SAN FRANCISCO (Reuters) - A blackout scheduled for Wednesday to protest against proposed legislation on online piracy has failed to get the support of the biggest Internet players.
Despite calls for the participation of sites such as Facebook, Twitter and other big names, the biggest participants are the online encyclopedia Wikipedia and the social-news website Reddit.
The situation shows that, while technology companies are concerned about the legislation, the House’s Stop Online Piracy Act SOPA.L and the Senate’s Protect Intellectual Property Act , the companies are not prepared to sacrifice a day’s worth of revenue and risk the ire of users for a protest whose impact on lawmakers is hard to gauge.
Wikipedia and Reddit will black out their pages so visitors will see only information about Stop Online Piracy Act SOPA.L and the Protect Intellectual Property Act .
Of the biggest tech sites that have voiced opposition to the legislation, only Google is planning any type of change to its site tomorrow. It too will have information about the bills, although users will still be able to conduct Google searches.

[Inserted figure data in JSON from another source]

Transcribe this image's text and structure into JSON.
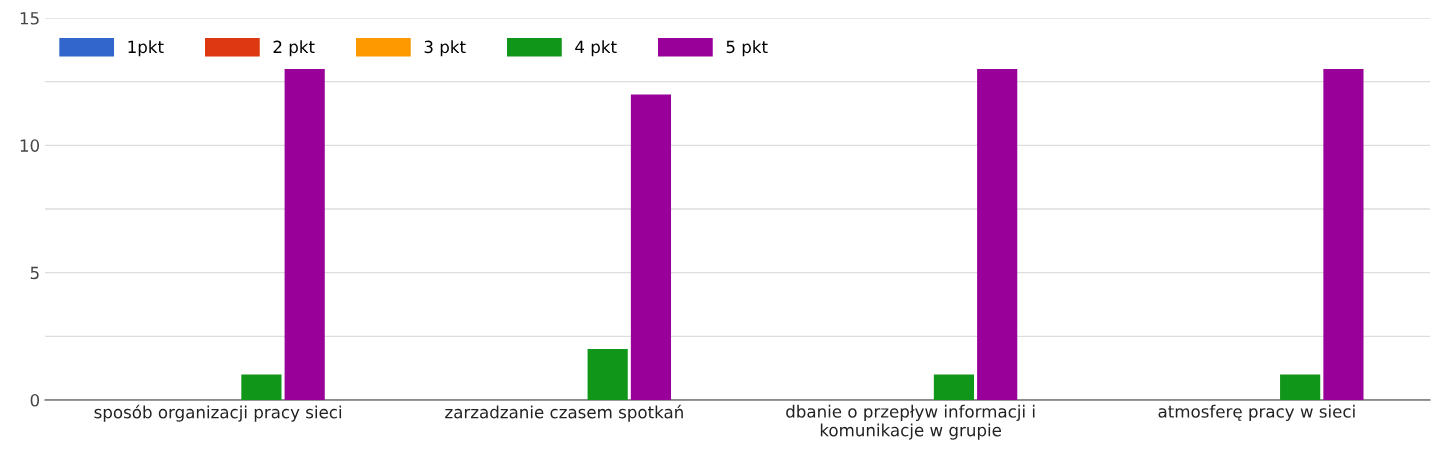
{
  "chart_data": {
    "type": "bar",
    "categories": [
      "sposób organizacji pracy sieci",
      "zarzadzanie czasem spotkań",
      "dbanie o przepływ informacji i\nkomunikacje w grupie",
      "atmosferę pracy w sieci"
    ],
    "series": [
      {
        "name": "1pkt",
        "color": "#3366cc",
        "values": [
          0,
          0,
          0,
          0
        ]
      },
      {
        "name": "2 pkt",
        "color": "#dc3912",
        "values": [
          0,
          0,
          0,
          0
        ]
      },
      {
        "name": "3 pkt",
        "color": "#ff9900",
        "values": [
          0,
          0,
          0,
          0
        ]
      },
      {
        "name": "4 pkt",
        "color": "#109618",
        "values": [
          1,
          2,
          1,
          1
        ]
      },
      {
        "name": "5 pkt",
        "color": "#990099",
        "values": [
          13,
          12,
          13,
          13
        ]
      }
    ],
    "ylim": [
      0,
      15
    ],
    "yticks": [
      0,
      {
        "value": 2.5,
        "label": null
      },
      5,
      {
        "value": 7.5,
        "label": null
      },
      10,
      {
        "value": 12.5,
        "label": null
      },
      15
    ],
    "grid": "y",
    "legend": "top left"
  }
}
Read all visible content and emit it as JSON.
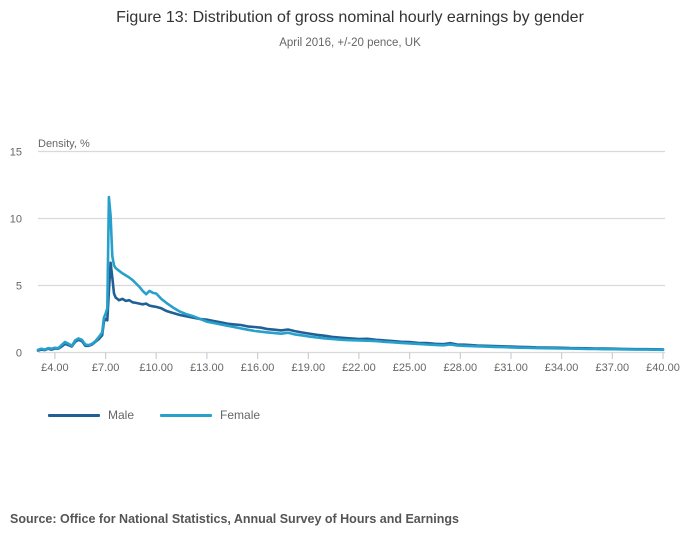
{
  "page": {
    "title": "Figure 13: Distribution of gross nominal hourly earnings by gender",
    "subtitle": "April 2016, +/-20 pence, UK",
    "source": "Source: Office for National Statistics, Annual Survey of Hours and Earnings"
  },
  "legend": {
    "items": [
      {
        "label": "Male",
        "color": "#206095"
      },
      {
        "label": "Female",
        "color": "#27A0CC"
      }
    ],
    "position": "bottom-left"
  },
  "colors": {
    "grid": "#d9d9d9",
    "tick": "#c3d0dc",
    "axis_text": "#666666",
    "title_text": "#333333",
    "male": "#206095",
    "female": "#27A0CC"
  },
  "chart_data": {
    "type": "line",
    "title": "Figure 13: Distribution of gross nominal hourly earnings by gender",
    "subtitle": "April 2016, +/-20 pence, UK",
    "xlabel": "",
    "ylabel": "Density, %",
    "xlim": [
      3,
      40
    ],
    "ylim": [
      0,
      15
    ],
    "yticks": [
      0,
      5,
      10,
      15
    ],
    "xticks": [
      4,
      7,
      10,
      13,
      16,
      19,
      22,
      25,
      28,
      31,
      34,
      37,
      40
    ],
    "xtick_labels": [
      "£4.00",
      "£7.00",
      "£10.00",
      "£13.00",
      "£16.00",
      "£19.00",
      "£22.00",
      "£25.00",
      "£28.00",
      "£31.00",
      "£34.00",
      "£37.00",
      "£40.00"
    ],
    "grid": "horizontal",
    "legend_position": "bottom-left",
    "x": [
      3,
      3.2,
      3.4,
      3.6,
      3.8,
      4,
      4.2,
      4.4,
      4.6,
      4.8,
      5,
      5.2,
      5.4,
      5.6,
      5.8,
      6,
      6.2,
      6.4,
      6.6,
      6.8,
      6.9,
      7,
      7.1,
      7.2,
      7.3,
      7.4,
      7.5,
      7.6,
      7.8,
      8,
      8.2,
      8.4,
      8.6,
      8.8,
      9,
      9.2,
      9.4,
      9.6,
      9.8,
      10,
      10.3,
      10.6,
      11,
      11.4,
      11.8,
      12.2,
      12.6,
      13,
      13.4,
      13.8,
      14.2,
      14.6,
      15,
      15.4,
      15.8,
      16.2,
      16.6,
      17,
      17.4,
      17.8,
      18.2,
      18.6,
      19,
      19.5,
      20,
      20.5,
      21,
      21.5,
      22,
      22.5,
      23,
      23.5,
      24,
      24.5,
      25,
      25.5,
      26,
      26.5,
      27,
      27.4,
      27.8,
      28.2,
      28.6,
      29,
      29.5,
      30,
      30.5,
      31,
      31.5,
      32,
      32.5,
      33,
      33.5,
      34,
      34.5,
      35,
      35.5,
      36,
      36.5,
      37,
      37.5,
      38,
      38.5,
      39,
      39.5,
      40
    ],
    "series": [
      {
        "name": "Male",
        "color": "#206095",
        "values": [
          0.15,
          0.22,
          0.18,
          0.28,
          0.22,
          0.3,
          0.28,
          0.45,
          0.65,
          0.55,
          0.45,
          0.8,
          0.95,
          0.85,
          0.5,
          0.5,
          0.6,
          0.8,
          1.0,
          1.3,
          2.3,
          2.5,
          2.4,
          4.6,
          6.7,
          5.6,
          4.4,
          4.1,
          3.9,
          4.0,
          3.85,
          3.9,
          3.75,
          3.7,
          3.65,
          3.6,
          3.65,
          3.5,
          3.45,
          3.4,
          3.3,
          3.1,
          2.95,
          2.8,
          2.7,
          2.6,
          2.5,
          2.45,
          2.35,
          2.25,
          2.15,
          2.1,
          2.05,
          1.95,
          1.9,
          1.85,
          1.75,
          1.7,
          1.65,
          1.72,
          1.6,
          1.5,
          1.42,
          1.32,
          1.25,
          1.15,
          1.1,
          1.05,
          1.0,
          1.02,
          0.95,
          0.9,
          0.85,
          0.8,
          0.78,
          0.72,
          0.7,
          0.65,
          0.62,
          0.7,
          0.6,
          0.58,
          0.55,
          0.52,
          0.5,
          0.48,
          0.46,
          0.44,
          0.42,
          0.4,
          0.38,
          0.37,
          0.36,
          0.35,
          0.33,
          0.32,
          0.31,
          0.3,
          0.29,
          0.28,
          0.27,
          0.26,
          0.25,
          0.25,
          0.24,
          0.23
        ]
      },
      {
        "name": "Female",
        "color": "#27A0CC",
        "values": [
          0.2,
          0.28,
          0.22,
          0.32,
          0.28,
          0.35,
          0.32,
          0.55,
          0.78,
          0.65,
          0.5,
          0.9,
          1.05,
          0.95,
          0.6,
          0.55,
          0.65,
          0.85,
          1.15,
          1.5,
          2.6,
          2.9,
          3.3,
          11.6,
          10.2,
          7.2,
          6.5,
          6.3,
          6.1,
          5.9,
          5.75,
          5.6,
          5.4,
          5.15,
          4.9,
          4.6,
          4.35,
          4.6,
          4.45,
          4.4,
          4.0,
          3.7,
          3.35,
          3.05,
          2.85,
          2.7,
          2.5,
          2.3,
          2.2,
          2.1,
          2.0,
          1.9,
          1.8,
          1.7,
          1.62,
          1.55,
          1.5,
          1.45,
          1.4,
          1.48,
          1.35,
          1.28,
          1.2,
          1.12,
          1.05,
          1.0,
          0.95,
          0.92,
          0.9,
          0.88,
          0.85,
          0.8,
          0.76,
          0.72,
          0.68,
          0.64,
          0.6,
          0.57,
          0.54,
          0.6,
          0.52,
          0.5,
          0.48,
          0.46,
          0.44,
          0.42,
          0.4,
          0.38,
          0.36,
          0.35,
          0.33,
          0.32,
          0.31,
          0.3,
          0.29,
          0.28,
          0.27,
          0.26,
          0.25,
          0.25,
          0.24,
          0.23,
          0.22,
          0.22,
          0.21,
          0.2
        ]
      }
    ]
  }
}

“Like many businesses, entrepreneurs and Web users, we oppose these bills because there are smart, targeted ways to shut down foreign rogue websites without asking American companies to censor the Internet,” said a Google spokeswoman. “So tomorrow we will be joining many other tech companies to highlight this issue on our US home page.”

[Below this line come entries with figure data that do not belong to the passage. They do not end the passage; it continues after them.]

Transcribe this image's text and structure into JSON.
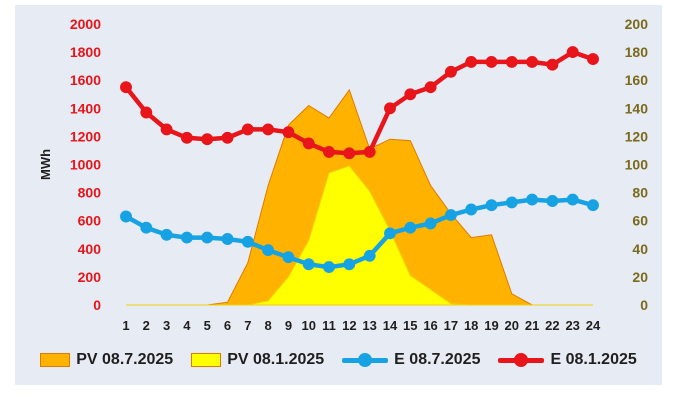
{
  "chart_data": {
    "type": "area",
    "x": [
      "1",
      "2",
      "3",
      "4",
      "5",
      "6",
      "7",
      "8",
      "9",
      "10",
      "11",
      "12",
      "13",
      "14",
      "15",
      "16",
      "17",
      "18",
      "19",
      "20",
      "21",
      "22",
      "23",
      "24"
    ],
    "ylabel": "MWh",
    "ylim": [
      0,
      2000
    ],
    "y_ticks": [
      "0",
      "200",
      "400",
      "600",
      "800",
      "1000",
      "1200",
      "1400",
      "1600",
      "1800",
      "2000"
    ],
    "y2lim": [
      0,
      200
    ],
    "y2_ticks": [
      "0",
      "20",
      "40",
      "60",
      "80",
      "100",
      "120",
      "140",
      "160",
      "180",
      "200"
    ],
    "grid": false,
    "legend_position": "bottom",
    "series": [
      {
        "name": "PV 08.7.2025",
        "kind": "area",
        "axis": "left",
        "color": "#ffb300",
        "values": [
          0,
          0,
          0,
          0,
          0,
          20,
          300,
          850,
          1280,
          1420,
          1330,
          1530,
          1110,
          1180,
          1170,
          850,
          650,
          480,
          500,
          80,
          0,
          0,
          0,
          0
        ]
      },
      {
        "name": "PV 08.1.2025",
        "kind": "area",
        "axis": "left",
        "color": "#ffff00",
        "values": [
          0,
          0,
          0,
          0,
          0,
          0,
          0,
          30,
          200,
          460,
          940,
          990,
          810,
          530,
          210,
          110,
          10,
          0,
          0,
          0,
          0,
          0,
          0,
          0
        ]
      },
      {
        "name": "E 08.7.2025",
        "kind": "line",
        "axis": "right",
        "color": "#17a3e3",
        "values": [
          63,
          55,
          50,
          48,
          48,
          47,
          45,
          39,
          34,
          29,
          27,
          29,
          35,
          51,
          55,
          58,
          64,
          68,
          71,
          73,
          75,
          74,
          75,
          71
        ]
      },
      {
        "name": "E 08.1.2025",
        "kind": "line",
        "axis": "right",
        "color": "#e8151b",
        "values": [
          155,
          137,
          125,
          119,
          118,
          119,
          125,
          125,
          123,
          115,
          109,
          108,
          109,
          140,
          150,
          155,
          166,
          173,
          173,
          173,
          173,
          171,
          180,
          175
        ]
      }
    ]
  }
}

That solution allows Google to keep revenue attached to its searches, while still highlighting the issue.
Microblogging service Twitter also declined to participate, with chief executive Dick Costolo taking on critics of the decision on Twitter over the weekend.

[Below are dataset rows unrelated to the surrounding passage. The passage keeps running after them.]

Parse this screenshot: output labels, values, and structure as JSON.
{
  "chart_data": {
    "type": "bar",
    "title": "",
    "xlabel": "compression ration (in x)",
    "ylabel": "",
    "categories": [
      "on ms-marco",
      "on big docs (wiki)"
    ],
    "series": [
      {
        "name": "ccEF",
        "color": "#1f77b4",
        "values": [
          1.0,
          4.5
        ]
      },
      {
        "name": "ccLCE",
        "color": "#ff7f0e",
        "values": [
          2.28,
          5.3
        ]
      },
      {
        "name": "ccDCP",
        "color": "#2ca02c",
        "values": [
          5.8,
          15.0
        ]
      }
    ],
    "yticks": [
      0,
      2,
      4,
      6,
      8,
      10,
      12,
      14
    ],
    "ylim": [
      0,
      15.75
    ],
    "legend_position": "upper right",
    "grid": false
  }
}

“Closing a global business in reaction to single-issue national politics is foolish,” he wrote.
Costolo followed up with a Tweet stating the company will continue to take an active role in opposing the bills.
“Watch this space,” he tweeted.
That position of criticizing the bills, but sitting out the blackout is echoed by many big tech companies, including several who wrote to Congress in November to complain about the legislation, such as AOL Inc AOL.N, eBay Inc (EBAY.O), Mozilla and Zynga Inc (ZNGA.O).
“We are not adjusting the consumer experience on our properties tomorrow, but we will be helping to drive awareness of key issues around these bills to our users,” said Tekedra Mawakana, senior vice president for public policy at AOL.
In November, a number of technology companies wrote to key lawmakers expressing opposition to the bill, including eBay, Facebook, Google, Twitter and Mozilla.
Still, the blackout had signed up thousands of participating sites by late Tuesday and succeeded on at least one level: attracting the attention of lawmakers and industry leaders backing the bills. They were quick to attack it.
“This publicity stunt does a disservice to its users by promoting fear instead of facts,” said Lamar Smith, chairman of the House Judiciary Committee and a sponsor of SOPA. “Perhaps during the blackout, Internet users can look elsewhere for an accurate definition of online piracy.”
Former senator Chris Dodd, who now chairs the Motion Picture Association of America, labelled the blackout a “gimmick” and called for its supporters to “stop the hyperbole and PR stunts and engage in meaningful efforts to combat piracy.”
The legislation, designed to curb access and payments to overseas websites that traffic in stolen content or counterfeit groups, has been a major priority for entertainment companies, publishers, pharmaceutical firms and many industry groups. They maintain the proposed law is critical to curbing online piracy they say costs them billions of dollars a year.
Internet companies have furiously opposed the legislation and have ramped up their lobbying efforts in recent months, arguing it would undermine innovation and free speech rights and compromise the functioning of the Internet.
It was seemingly on the fast track for approval by Congress until the White House criticized aspects of it over the weekend.